また、新型コロナウイルス・COVID-19により、物理的な紙幣を回避して非接触型の取引を好む消費者はさらに増えた。マカオ金融管理局によれば、昨年、マカオにおけるモバイル決済の利用額は400%以上増加して、60億パタカ(7億5000万ドル)強となった。
一方、中国人民銀行は「デジタル人民元」への取り組みを進めている。昨年8月、中国商務省は旧ポルトガル植民地であるマカオにおいて追跡可能な新通貨であるデジタル人民元の実験を行うと発表した。デジタルコインがカジノで利用できるようになれば、透明性の向上により、ギャンブルの中心地であるマカオでも、当局が資本の移動を追跡し、腐敗対策の捜査を進めやすくなる。

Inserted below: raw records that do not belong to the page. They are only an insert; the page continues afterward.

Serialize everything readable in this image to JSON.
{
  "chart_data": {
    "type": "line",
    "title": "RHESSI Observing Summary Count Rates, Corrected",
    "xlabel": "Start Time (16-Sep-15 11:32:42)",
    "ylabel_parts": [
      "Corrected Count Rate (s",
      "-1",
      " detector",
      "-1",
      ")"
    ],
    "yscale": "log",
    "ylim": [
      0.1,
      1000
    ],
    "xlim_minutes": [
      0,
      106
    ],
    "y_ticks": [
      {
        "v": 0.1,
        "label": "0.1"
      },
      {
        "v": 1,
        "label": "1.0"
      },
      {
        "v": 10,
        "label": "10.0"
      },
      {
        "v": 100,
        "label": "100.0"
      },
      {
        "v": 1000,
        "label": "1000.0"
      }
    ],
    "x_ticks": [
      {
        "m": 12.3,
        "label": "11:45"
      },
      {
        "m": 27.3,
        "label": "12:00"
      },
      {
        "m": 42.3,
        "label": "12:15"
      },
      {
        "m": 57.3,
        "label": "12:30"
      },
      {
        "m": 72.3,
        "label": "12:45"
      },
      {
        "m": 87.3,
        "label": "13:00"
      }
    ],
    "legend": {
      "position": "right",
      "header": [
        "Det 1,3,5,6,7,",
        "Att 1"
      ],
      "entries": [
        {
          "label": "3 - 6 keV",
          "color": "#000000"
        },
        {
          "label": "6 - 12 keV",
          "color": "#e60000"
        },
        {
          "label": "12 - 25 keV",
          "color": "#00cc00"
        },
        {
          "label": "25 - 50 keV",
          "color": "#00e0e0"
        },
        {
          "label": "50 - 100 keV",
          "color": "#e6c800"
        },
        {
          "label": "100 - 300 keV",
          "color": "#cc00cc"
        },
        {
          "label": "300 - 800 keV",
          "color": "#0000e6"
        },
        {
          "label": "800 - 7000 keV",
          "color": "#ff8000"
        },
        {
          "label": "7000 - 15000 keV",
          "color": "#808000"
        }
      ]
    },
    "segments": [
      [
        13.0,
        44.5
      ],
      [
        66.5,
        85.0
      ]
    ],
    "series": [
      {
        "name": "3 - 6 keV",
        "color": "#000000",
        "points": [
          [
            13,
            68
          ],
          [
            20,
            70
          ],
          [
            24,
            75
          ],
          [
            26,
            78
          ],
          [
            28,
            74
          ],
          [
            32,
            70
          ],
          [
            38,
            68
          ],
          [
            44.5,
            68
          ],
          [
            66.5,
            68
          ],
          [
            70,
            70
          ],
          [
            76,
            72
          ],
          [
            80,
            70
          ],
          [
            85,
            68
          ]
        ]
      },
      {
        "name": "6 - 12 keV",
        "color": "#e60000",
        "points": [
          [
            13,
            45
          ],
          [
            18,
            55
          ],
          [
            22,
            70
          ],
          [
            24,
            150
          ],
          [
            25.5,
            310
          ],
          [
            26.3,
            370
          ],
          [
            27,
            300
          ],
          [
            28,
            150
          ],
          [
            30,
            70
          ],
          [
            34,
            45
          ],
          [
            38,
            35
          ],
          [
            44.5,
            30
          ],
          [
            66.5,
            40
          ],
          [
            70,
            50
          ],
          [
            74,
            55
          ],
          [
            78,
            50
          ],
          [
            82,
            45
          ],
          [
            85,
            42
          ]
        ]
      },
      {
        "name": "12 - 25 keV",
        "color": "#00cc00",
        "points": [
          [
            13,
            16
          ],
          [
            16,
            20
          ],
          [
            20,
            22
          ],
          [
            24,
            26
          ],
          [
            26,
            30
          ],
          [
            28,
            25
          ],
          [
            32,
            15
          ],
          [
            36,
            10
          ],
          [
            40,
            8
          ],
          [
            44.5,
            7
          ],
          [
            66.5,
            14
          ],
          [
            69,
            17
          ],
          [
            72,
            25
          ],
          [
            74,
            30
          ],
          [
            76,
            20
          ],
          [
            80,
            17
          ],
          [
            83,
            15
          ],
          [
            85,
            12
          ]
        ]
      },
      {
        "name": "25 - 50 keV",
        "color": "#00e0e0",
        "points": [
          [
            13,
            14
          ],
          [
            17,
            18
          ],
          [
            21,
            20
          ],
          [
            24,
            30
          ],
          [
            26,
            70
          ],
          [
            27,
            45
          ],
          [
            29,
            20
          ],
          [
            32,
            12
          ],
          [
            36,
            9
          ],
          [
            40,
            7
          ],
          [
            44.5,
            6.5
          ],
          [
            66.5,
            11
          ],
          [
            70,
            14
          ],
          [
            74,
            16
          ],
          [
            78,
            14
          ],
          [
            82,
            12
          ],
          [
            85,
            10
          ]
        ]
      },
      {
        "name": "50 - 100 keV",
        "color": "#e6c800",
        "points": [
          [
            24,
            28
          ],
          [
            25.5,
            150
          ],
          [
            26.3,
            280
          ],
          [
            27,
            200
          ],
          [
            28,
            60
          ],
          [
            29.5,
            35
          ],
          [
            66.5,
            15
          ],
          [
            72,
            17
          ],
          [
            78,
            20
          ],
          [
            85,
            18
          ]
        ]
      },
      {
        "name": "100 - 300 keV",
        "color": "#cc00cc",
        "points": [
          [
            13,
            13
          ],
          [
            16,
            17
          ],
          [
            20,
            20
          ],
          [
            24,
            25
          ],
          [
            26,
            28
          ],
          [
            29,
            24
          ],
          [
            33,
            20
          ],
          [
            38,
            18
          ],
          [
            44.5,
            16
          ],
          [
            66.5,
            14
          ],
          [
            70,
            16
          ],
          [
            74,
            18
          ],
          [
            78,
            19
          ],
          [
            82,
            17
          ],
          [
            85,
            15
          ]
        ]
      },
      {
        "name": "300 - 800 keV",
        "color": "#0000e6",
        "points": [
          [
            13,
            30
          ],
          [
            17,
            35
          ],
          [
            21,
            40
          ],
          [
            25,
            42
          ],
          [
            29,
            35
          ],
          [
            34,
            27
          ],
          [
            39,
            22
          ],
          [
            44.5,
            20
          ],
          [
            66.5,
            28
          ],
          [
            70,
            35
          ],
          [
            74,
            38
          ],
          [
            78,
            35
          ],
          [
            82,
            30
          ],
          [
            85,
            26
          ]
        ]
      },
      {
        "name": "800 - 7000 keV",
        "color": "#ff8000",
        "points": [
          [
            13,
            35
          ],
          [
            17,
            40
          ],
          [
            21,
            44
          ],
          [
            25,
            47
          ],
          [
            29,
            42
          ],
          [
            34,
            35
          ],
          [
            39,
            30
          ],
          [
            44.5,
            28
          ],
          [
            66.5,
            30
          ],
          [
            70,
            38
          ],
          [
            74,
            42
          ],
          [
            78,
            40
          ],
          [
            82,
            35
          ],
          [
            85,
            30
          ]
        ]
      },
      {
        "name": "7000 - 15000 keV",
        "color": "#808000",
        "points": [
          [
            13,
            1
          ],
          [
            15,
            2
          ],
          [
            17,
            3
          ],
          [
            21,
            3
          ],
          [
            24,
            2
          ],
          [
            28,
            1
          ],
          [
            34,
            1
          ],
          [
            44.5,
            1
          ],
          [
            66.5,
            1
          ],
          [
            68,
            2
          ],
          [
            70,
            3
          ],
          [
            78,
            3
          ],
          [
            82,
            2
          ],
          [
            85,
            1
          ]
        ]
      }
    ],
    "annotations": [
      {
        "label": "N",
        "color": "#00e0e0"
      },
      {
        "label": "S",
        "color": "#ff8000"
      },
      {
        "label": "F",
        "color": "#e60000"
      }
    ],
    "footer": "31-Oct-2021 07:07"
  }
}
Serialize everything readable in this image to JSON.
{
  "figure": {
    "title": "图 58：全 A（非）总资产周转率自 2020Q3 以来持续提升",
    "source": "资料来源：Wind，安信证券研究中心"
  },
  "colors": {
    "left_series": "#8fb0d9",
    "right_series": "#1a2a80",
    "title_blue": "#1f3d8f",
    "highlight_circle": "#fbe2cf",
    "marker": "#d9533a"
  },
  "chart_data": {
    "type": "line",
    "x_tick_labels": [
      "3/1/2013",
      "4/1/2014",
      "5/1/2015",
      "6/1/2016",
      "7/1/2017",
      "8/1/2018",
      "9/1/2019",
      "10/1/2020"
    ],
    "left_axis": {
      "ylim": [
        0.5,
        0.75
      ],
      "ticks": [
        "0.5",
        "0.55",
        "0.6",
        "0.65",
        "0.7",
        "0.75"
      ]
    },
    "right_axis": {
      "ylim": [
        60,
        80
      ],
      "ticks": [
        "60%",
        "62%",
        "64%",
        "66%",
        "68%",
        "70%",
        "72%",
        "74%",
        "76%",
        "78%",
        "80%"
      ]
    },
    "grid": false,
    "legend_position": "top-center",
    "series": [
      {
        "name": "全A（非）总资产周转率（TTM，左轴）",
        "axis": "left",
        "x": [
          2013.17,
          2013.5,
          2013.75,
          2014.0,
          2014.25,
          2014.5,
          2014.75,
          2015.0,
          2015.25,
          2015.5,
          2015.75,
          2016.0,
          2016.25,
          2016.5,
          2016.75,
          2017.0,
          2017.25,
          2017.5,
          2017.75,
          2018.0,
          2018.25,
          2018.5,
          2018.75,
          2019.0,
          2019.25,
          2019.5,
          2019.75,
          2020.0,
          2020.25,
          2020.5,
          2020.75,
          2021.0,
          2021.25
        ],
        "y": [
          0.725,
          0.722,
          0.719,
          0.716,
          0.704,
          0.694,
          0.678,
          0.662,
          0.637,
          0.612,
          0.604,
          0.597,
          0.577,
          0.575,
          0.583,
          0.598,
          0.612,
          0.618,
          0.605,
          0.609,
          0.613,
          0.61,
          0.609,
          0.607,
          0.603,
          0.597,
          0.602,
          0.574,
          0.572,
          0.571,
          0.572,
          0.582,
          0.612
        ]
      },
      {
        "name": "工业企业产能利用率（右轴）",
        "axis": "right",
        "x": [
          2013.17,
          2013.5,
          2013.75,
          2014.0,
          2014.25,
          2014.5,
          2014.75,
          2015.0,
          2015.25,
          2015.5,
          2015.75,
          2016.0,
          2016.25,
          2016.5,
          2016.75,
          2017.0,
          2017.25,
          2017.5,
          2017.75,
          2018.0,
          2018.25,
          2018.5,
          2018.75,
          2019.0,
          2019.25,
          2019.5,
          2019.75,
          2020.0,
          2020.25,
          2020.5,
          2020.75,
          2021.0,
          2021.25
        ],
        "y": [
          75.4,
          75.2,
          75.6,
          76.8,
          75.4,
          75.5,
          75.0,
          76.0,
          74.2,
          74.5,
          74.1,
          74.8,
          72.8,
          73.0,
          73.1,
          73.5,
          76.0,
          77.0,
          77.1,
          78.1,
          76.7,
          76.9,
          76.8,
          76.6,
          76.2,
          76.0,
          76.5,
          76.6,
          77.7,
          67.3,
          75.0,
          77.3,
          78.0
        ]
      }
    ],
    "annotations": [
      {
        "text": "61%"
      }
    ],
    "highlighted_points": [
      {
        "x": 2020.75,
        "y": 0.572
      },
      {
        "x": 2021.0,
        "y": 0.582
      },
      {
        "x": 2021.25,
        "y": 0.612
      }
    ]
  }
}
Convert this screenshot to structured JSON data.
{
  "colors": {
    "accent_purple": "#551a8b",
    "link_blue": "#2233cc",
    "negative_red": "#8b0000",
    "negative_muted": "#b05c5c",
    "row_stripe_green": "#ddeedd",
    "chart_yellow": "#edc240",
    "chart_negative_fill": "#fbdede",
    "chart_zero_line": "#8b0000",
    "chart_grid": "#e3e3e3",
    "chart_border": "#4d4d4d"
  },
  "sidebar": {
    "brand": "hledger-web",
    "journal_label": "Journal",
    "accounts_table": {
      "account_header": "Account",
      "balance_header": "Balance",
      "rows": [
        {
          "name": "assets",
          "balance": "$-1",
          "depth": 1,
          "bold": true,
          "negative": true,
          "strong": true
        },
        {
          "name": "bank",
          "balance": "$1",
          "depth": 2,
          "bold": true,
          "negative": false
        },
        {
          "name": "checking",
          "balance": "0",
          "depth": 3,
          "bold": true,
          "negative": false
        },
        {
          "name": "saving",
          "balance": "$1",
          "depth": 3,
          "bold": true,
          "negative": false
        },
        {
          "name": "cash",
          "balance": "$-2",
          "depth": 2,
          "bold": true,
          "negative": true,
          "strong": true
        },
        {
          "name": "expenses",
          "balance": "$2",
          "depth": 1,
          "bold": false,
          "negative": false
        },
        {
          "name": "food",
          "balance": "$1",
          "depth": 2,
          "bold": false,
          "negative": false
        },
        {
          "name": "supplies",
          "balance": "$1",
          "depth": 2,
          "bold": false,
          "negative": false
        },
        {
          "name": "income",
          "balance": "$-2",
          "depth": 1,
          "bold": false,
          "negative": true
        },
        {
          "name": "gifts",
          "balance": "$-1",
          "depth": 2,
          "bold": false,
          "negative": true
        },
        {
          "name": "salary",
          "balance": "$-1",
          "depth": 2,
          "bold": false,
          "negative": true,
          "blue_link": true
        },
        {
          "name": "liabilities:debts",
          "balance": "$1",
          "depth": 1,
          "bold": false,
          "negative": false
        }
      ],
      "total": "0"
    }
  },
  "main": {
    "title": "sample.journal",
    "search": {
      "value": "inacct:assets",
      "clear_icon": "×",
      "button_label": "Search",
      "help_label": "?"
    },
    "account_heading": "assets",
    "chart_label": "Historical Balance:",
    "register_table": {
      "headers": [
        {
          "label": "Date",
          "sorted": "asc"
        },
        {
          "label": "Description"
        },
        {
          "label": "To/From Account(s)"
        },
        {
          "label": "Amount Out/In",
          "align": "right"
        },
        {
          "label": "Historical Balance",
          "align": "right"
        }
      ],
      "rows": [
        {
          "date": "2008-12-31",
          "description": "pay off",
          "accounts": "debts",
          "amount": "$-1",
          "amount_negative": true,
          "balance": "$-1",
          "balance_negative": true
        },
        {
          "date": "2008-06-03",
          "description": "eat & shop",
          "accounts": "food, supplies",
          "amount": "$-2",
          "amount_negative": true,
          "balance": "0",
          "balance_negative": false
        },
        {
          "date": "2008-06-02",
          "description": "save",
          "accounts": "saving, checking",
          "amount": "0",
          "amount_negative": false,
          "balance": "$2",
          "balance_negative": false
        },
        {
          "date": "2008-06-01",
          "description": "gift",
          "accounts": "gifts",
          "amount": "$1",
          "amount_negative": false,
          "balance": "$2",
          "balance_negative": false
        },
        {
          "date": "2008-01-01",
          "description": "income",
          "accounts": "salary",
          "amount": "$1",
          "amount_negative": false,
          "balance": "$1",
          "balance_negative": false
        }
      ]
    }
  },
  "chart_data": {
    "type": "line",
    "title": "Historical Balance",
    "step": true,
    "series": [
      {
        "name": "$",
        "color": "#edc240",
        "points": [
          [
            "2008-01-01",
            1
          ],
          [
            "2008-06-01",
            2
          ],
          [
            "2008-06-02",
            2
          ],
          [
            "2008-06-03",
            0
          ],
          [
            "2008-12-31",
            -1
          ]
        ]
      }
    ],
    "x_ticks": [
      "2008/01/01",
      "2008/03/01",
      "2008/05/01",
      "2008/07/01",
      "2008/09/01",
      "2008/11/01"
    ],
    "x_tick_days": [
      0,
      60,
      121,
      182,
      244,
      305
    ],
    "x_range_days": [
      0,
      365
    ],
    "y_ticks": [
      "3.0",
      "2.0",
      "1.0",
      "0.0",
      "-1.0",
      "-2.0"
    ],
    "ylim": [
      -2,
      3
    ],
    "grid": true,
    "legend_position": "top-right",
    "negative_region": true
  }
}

個人所得税の脱税は、中国では日常茶飯事となっている。「エコノミスト」誌で報じられた当局者の試算によれば、個人所得税を納めているのは、人口の2%に過ぎないという。
だからこそ、高額を投じるカジノ客や、その賭け金の原資となっている公費乱用の視察旅行にとって、当局が資金の流れを追跡できるシステムは都合が悪い。カジノ側では顧客にそういう悩みを押しつけるインセンティブはまず無いし、マカオ行政府も神経をとがらせている。昨年12月、マカオのカジノ規制当局が中国の電子通貨を試験導入するというブルームバーグの報道に対し、否定の反応は素早かった。
中国政府がデジタル通貨に勝負を賭けるのであれば、マカオとしては、中国本土からの大勢の一般観光客が、賭けた金額や収益を当局に掌握されることを承知のうえで、小額でもギャンブルに投じてくれることを期待せざるをえない。
幸いにも、小口のカジノ客を頼みにするには良い流れが来ている。マカオにとって最も収益性の高い顧客は、もはや高額のギャンブラーではない。2019年末には、カジノの売上高・純利益の双方において、史上初めて、マスマーケット、つまり小口の一般客の貢献度が高額ギャンブラーを上回った。あまり派手ではない顧客に賭ける方が、むしろ配当は高くなる可能性もある。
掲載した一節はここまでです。